Other lawmakers, meanwhile, have introduced legislation in response to the problem. In March 2019, Reps. Debbie Dingell, a Democrat from Michigan, and Jan Schakowsky, a Democrat from Illinois, introduced the Children Products Warning Act of 2019, or H.R. 1816.
The bill would require all cosmetics with talc marketed to children to carry a warning label stating that the product hasn’t been tested for asbestos contamination unless the manufacturer attests to the Health and Human Services’ Secretary that it gets its talc from an asbestos-free mine and has tests proving the products are asbestos free.
Avoid Talc, Find Alternatives
In the meantime, consumers are at the mercy of manufacturers and have limited options when it comes to protecting themselves.

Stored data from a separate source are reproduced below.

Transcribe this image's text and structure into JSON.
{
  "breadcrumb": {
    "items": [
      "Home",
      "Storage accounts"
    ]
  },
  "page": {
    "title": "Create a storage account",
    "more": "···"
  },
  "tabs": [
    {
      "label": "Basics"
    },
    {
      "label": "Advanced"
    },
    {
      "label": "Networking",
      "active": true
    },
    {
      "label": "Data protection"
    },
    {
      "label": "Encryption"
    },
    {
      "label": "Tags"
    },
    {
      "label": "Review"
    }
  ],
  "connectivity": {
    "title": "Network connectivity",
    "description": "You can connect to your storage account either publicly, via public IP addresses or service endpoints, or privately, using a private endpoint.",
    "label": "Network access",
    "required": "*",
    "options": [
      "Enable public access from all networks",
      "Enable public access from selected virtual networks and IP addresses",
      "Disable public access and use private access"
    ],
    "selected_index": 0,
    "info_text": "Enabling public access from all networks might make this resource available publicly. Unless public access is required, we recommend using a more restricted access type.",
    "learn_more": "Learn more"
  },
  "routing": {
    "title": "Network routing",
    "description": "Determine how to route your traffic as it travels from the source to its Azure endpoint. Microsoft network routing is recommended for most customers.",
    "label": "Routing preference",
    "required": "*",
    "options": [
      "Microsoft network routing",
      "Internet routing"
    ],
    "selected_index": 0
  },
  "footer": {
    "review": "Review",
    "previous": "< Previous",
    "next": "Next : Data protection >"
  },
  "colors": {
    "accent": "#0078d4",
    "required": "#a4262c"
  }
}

The only foolproof option is to avoid makeup products that contain talc. Before making a purchase, always check the ingredient label on the item. In some cases, you may have to go online to the manufacturer’s website or even call the company to get the information you’re seeking.
Another good place to look is EWG’s Skin Deep Cosmetics Database. The database contains ingredient information — along with potential health hazards related to those ingredients — for more than 71,000 products.
A good alternative is to choose makeup products that are known to be talc-free. There are many cosmetic lines that only sell talc-free makeup. They include: Omiana, Pacifica, and Nordstrom Natural Beauty & Wellness. You can search the internet or look at EWG’s database for other options.